Apenas Freund, no seu diccionario latino, cita os vocabulos Fatum e Fatus como derivações de uma raiz commum, attribuindo a Fatus tanto a significação de destino como de discurso, o que justifica a propriedade com que se chama Fado á cantiga, ao discurso em verso que trata do destino, conservando-se ainda no Alemtejo a redundancia de dizer cantigas do Fado, para designar todas aquellas a que o destino serve de thema.

Nas collecções da Bibliotheca Nacional de Lisboa ha bastantes canções populares, desde 1820 até hoje, mas em nenhuma das mais antigas se encontra a designação de Fado.

Intitulam-se «cantigas, romances, modas ou modinhas, etc.»

O Diccionario erudito de Padre João Pacheco (1734-38) traz todas as designações de musicas, canções e danças do seu tempo, mas não menciona os Fados.

Nas Infermidades da lingua, e arte que a ensina a emmudecer para melhorar, composta pelo dr. Manuel Joseph de Paiva e publicada em 1760, vem arrolado grande numero de palavras e phrases, que o auctor, com excessivo e ás vezes injustificavel escrupulo, pretendia repellir da lingua portugueza, por as julgar indignas e improprias de um vocabulario grave.

Não apparece ahi a palavra Fadista; nem a palavra Fado no sentido de canção ou de vida dissoluta.

Mas vem mencionada a palavra banza que nós recebemos das nossas colonias africanas,[1] e que entrou na linguagem de calão d’onde passou para a litteratura humoristica, como se vê nas Poesias de Costa e Silva (1844):

Encostado ás meias portas

Na Banza sarrafaçava.

No fim do seculo XVIII a Gazeta de Lisboa annunciava, frequentes vezes, modinhas e minuetes, á venda nas lojas dos livreiros.

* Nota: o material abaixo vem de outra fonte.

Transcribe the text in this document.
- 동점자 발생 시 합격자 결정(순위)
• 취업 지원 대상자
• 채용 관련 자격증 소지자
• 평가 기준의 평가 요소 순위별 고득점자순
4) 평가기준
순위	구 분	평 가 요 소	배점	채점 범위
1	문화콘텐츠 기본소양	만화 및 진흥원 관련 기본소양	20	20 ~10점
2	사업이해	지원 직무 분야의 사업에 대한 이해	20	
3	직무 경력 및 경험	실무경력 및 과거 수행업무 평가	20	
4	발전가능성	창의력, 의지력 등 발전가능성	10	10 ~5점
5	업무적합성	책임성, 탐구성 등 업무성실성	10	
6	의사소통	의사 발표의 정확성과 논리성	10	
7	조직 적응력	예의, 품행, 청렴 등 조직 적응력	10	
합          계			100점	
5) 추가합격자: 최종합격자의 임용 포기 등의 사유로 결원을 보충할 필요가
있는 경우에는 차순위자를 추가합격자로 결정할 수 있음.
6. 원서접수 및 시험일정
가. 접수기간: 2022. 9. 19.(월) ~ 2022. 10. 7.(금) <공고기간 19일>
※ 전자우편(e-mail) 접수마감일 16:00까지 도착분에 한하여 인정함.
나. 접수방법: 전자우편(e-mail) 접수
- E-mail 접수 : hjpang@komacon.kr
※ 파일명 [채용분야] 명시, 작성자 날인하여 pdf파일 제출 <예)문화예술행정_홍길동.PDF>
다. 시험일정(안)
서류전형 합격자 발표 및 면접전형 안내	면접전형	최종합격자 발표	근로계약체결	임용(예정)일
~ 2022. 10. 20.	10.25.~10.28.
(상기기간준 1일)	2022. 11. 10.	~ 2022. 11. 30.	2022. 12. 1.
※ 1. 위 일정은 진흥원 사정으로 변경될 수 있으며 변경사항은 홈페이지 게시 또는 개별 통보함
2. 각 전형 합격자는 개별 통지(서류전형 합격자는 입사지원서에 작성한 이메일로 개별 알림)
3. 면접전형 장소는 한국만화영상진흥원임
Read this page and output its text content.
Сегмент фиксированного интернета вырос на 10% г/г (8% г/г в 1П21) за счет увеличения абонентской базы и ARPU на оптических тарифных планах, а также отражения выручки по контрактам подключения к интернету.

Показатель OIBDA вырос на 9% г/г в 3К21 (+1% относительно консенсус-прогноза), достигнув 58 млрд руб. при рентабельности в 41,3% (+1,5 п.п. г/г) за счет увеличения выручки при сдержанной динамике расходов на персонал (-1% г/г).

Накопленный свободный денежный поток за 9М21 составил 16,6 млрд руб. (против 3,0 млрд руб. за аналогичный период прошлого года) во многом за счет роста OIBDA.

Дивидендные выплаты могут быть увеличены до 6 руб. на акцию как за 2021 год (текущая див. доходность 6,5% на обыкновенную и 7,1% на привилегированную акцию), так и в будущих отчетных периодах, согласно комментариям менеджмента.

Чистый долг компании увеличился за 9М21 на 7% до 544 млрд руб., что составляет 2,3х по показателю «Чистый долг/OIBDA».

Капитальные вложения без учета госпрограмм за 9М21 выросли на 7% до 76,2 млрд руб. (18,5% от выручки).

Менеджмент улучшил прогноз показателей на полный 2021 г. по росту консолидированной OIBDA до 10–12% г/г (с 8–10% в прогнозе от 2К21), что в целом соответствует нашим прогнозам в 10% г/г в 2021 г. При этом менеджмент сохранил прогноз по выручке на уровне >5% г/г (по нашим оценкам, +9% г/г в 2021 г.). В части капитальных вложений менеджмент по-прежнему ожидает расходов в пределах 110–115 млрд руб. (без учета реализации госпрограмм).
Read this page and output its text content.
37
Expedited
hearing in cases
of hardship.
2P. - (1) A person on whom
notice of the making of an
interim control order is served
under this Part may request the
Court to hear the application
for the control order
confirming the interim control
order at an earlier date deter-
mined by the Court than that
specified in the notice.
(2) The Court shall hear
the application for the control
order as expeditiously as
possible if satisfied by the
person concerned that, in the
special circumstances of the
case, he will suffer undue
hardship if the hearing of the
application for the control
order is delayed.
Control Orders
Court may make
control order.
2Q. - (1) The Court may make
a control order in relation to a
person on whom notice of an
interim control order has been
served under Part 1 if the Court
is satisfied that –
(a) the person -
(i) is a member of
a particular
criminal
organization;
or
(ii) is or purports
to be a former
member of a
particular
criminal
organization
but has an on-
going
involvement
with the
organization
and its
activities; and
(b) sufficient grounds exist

Tambem annunciava sonatas de guitarra. Havia em 1792 um Jornal de modinhas, que se vendia na Real Fabrica e Impressão de Musica no Largo de Jesus, em Lisboa. O maestro Mr. Marchal, que então teve certa voga n’esta cidade, deu á estampa uma collecção de minuetes e rondós. Este mesmo maestro explorava a musica das ruas, glosava os pregões das vendedeiras (por exemplo, Azeitonas novas, com variações, peça composta sobre o pregão de uma vendedeira de Lisboa: Gazeta de 26 de fevereiro de 1793). Mas a designação Fado não apparece ainda em nenhum dos annuncios que recommendavam as musicas populares.